Coalitions in Action – Partnership for Success Gives Advice on the “New Normal” in COVID-19

“The Rhode Island Regional Coalitions are comprised of seven regions covering the state,” said Coalition Project Manager Kathy Gardner. “The Coalitions represents parents, youth, law enforcement, schools, healthcare, businesses, government officials and community leaders. We assess the region’s substance use challenges and work together to develop policies and programs using evidence-based practices.”

“Each town in our coverage area has its own community coalition,” said Gardner. “All the coalitions are very active in working together and also addressing their own individual community culture and needs. Although the regional model is new, maybe only three to four years old, some of the community coalitions have been in existence for over 30 years.”

“DEA Drug Take Back Day would have been this month,” said Gardner. “We were lucky enough to partner with CVS and are mailing out the envelopes for people to send their medications back. One of our local police departments did a great/funny video to promote it and got over 3,000 views! Over 2,000 wellness packs also went out to the school lunch programs and food pantries to be distributed with meals for families.”
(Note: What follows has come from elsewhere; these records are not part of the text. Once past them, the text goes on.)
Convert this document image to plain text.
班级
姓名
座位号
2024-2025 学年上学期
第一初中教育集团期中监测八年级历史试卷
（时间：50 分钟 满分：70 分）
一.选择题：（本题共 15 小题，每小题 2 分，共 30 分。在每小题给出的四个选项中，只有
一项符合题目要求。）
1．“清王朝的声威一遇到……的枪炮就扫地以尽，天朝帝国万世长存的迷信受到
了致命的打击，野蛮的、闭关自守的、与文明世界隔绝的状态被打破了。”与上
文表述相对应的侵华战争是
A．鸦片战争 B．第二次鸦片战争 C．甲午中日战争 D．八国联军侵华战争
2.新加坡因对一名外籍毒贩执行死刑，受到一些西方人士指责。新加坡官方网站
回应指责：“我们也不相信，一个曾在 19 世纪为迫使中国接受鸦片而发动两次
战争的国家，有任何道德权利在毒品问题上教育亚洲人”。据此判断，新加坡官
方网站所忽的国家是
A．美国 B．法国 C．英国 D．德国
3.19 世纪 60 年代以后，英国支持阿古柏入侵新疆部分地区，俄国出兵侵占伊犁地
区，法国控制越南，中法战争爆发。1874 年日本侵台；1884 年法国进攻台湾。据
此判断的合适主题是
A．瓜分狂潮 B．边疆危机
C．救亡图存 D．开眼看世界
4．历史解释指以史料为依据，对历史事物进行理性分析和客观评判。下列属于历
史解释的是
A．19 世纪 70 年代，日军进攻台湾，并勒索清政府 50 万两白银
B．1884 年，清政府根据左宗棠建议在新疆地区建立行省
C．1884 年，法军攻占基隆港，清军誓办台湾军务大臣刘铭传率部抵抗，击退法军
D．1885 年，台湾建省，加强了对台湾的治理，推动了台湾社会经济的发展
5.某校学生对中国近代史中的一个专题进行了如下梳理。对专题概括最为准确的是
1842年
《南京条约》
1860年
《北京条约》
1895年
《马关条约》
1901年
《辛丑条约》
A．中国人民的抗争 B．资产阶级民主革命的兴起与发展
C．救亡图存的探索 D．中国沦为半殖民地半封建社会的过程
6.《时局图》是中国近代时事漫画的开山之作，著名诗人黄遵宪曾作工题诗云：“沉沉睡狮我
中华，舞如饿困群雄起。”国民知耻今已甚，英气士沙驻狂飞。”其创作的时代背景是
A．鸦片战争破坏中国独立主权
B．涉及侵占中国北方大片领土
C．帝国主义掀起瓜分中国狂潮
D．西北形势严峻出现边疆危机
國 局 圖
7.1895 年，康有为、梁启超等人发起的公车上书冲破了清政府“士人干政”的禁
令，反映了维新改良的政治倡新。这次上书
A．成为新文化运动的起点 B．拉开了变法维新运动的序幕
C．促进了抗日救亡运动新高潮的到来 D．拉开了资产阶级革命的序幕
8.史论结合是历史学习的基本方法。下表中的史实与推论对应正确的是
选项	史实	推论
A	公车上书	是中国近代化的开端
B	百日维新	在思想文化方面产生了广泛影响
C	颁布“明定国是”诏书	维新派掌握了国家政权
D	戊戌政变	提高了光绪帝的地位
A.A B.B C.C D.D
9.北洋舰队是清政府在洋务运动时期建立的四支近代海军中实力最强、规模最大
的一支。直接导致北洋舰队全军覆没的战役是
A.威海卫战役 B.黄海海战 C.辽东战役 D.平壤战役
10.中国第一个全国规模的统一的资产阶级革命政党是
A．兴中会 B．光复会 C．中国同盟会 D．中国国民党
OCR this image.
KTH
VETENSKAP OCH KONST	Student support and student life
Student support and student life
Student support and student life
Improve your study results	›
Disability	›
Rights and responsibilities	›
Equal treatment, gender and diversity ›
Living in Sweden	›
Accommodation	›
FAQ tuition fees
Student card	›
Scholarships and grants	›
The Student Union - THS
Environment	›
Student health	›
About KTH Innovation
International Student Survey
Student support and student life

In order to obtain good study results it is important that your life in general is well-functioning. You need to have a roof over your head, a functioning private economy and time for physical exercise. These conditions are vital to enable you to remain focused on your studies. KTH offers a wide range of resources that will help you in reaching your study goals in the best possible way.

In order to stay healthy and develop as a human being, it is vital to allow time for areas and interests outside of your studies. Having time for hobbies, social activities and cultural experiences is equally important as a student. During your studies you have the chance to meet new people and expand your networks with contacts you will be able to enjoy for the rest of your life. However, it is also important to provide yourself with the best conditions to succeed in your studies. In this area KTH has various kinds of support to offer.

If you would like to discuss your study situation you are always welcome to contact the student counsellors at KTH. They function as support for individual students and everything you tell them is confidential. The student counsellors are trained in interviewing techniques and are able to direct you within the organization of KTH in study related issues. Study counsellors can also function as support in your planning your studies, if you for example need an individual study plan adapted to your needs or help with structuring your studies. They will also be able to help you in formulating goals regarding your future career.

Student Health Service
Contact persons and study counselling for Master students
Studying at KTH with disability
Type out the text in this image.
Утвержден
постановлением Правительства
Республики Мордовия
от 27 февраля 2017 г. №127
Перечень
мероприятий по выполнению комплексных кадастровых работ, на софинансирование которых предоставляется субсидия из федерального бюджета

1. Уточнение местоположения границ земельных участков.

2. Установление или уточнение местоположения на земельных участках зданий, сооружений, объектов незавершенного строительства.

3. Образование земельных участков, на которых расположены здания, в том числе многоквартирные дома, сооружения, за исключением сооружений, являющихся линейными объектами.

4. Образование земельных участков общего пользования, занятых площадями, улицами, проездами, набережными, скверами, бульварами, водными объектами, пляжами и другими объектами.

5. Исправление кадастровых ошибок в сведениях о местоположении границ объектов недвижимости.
“If anything, I think we are all more connected during this challenging time,” said Gardner. “I’m very thankful for the ability to have Zoom meetings. Each morning the coalition teams have a check in where we can all see each other’s faces. We even have a Friday “crazy hat” day to keep us motivated and laughing. We have increased the meeting of all the coalition coordinators from a monthly to a weekly meeting. Together, we’re now working more as a team and coming up with ideas collectively.” 

“Our work is always necessary, in good times and in a crisis,” said Gardner. “I think we are being more sensitive to ourselves and all we work with. The added responsibilities of working from home and then having your children by your side, or for a single person living alone, where work is their social outlet might be a couple of examples of added stresses that require an outlet.” 

“To other coalitions, I would advise you to understand that your work is going to be different,” said Gardner. “Our current state of ‘normal’ is not the same now as it was a few months ago, and we should realize that it may not even go back to the same once this is over.”